Aylo, despite housing its workforce in Montreal, Canada, notoriously fractures its corporate structure across jurisdictions like Luxembourg, Cyprus, and Curaçao to exploit international tax treaties. WGCZ Holding operates through a highly opaque web of companies tied to Prague and Cyprus. Even domestically dominant platforms utilize strategic jurisdictions: OnlyFans capitalizes on UK corporate structures, while Multi Media LLC relies on private pass-through LLC entities in California.

When you combine the secrecy of offshore tax havens with the frictionless microtransactions pioneered by the App Store, a massive regulatory blind spot emerges: money laundering.

The creator economy runs on billions of continuous, frictionless microtransactions. Financial watchdogs have long warned that high-volume, low-value digital transactions are a launderer’s dream. Criminals can use illicit funds to purchase anonymous digital tokens on a live-streaming site, tip a “creator” (who may be a shell account), and cash out the revenue as seemingly legitimate platform income. When the corporate entity facilitating these billions of transactions is shielded by the same offshore tax havens exposed in the Panama Papers, tracking the true source of those funds becomes nearly impossible for global regulators.

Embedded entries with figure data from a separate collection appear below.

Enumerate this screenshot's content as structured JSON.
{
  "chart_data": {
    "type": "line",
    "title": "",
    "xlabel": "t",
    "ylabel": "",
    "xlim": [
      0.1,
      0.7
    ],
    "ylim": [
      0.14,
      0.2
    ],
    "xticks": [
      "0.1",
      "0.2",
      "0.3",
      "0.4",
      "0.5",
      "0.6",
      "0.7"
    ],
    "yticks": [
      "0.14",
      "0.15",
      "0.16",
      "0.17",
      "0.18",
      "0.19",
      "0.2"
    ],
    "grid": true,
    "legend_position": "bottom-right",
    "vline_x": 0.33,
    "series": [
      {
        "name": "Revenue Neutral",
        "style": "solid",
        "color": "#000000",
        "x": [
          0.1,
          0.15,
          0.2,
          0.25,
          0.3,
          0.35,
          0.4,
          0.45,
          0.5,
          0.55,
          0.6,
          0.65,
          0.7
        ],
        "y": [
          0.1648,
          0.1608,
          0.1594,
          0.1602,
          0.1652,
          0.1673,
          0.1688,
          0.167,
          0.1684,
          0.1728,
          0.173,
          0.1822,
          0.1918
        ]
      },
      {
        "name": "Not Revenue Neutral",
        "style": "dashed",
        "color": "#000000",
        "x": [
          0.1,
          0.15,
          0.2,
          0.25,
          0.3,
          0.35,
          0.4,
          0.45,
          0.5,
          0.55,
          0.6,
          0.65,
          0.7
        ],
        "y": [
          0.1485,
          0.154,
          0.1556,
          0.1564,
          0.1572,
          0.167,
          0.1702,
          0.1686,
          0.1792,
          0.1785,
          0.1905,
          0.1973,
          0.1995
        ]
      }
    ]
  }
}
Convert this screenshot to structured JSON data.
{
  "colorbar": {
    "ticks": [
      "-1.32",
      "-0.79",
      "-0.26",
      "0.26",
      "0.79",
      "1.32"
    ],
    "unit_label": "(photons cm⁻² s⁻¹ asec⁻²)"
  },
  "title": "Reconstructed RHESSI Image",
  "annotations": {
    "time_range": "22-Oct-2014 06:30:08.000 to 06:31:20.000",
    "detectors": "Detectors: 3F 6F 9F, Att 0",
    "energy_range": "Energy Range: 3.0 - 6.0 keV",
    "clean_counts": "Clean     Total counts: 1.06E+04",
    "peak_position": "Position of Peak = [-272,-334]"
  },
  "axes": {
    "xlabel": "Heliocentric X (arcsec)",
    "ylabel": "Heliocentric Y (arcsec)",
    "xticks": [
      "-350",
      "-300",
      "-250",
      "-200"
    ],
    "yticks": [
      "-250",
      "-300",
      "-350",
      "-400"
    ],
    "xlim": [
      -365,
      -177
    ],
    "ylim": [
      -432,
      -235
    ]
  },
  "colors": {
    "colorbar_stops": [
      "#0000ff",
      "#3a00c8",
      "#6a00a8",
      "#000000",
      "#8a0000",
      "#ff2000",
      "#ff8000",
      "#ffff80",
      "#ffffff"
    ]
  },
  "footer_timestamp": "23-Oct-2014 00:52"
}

The Human Cost: Trafficking and the Dark Irony of AI

The massive profitability of the frictionless adult economy creates a deeply dangerous incentive structure. As long as these digital platforms operate in a regulatory black box, there is an ever-present threat of severe human exploitation. Bad actors, driven by the lure of multi-million dollar payouts and shielded by anonymous digital tokens, pose a direct and escalating threat to people. The risk of kidnapping or coercion is inextricably linked to platforms where illicit content can be instantly monetized and distributed globally without strict oversight. Traffickers no longer need street corners; they use fake social media profiles and encrypted apps to funnel victims into a highly lucrative, paywalled digital trap to take your money.

However, the industry is currently colliding with a technological shift that could fundamentally alter this grim dynamic: generative Artificial Intelligence. In a dark, dystopian irony, the rise of hyper-realistic AI deepfakes and video generation means that the adult industry may soon no longer require real humans to perform at all. As AI models become capable of generating infinitely customizable digital personas, the financial incentive to traffic real humans could theoretically be disrupted by the sheer cheapness of artificial generation.

The AI revolution brings its own set of dangers. While it could theoretically alter the need for physical trafficking of young people, it has birthed a highly scalable, sinister form of digital exploitation. Scammers now deploy these hyper-realistic, AI-generated personas on social media and dating apps to build parasocial relationships with susceptible youths—particularly lonely or vulnerable young men. By mimicking the exclusive, paywalled interactions popularized by platforms like OnlyFans, these AI-driven operators deceive victims into continuously paying for digital tokens, tips, or “exclusive” photos from a person who doesn’t even exist. It represents the darkest evolution of the frictionless economy: the total automation of extortion and fraud targeting society’s most vulnerable.

The Bottom Line

The journey from a 99-cent iTunes song to a multi-billion-dollar offshore shadow economy is a straight line driven by a single objective: removing the friction of the transaction. Steve Jobs and the App Store normalized the idea of unlocking digital exclusivity with a single or double click. Software developers built the psychological infrastructure of microtransactions. Finally, platforms in the adult and creator industries—and increasingly, malicious AI operators—capitalized on this frictionless behavior to build unprecedented, recession-proof economic empires. We no longer just buy software; we continuously pour money into digital experiences—even if the corporate structures processing those investments remain perfectly hidden in the shadows.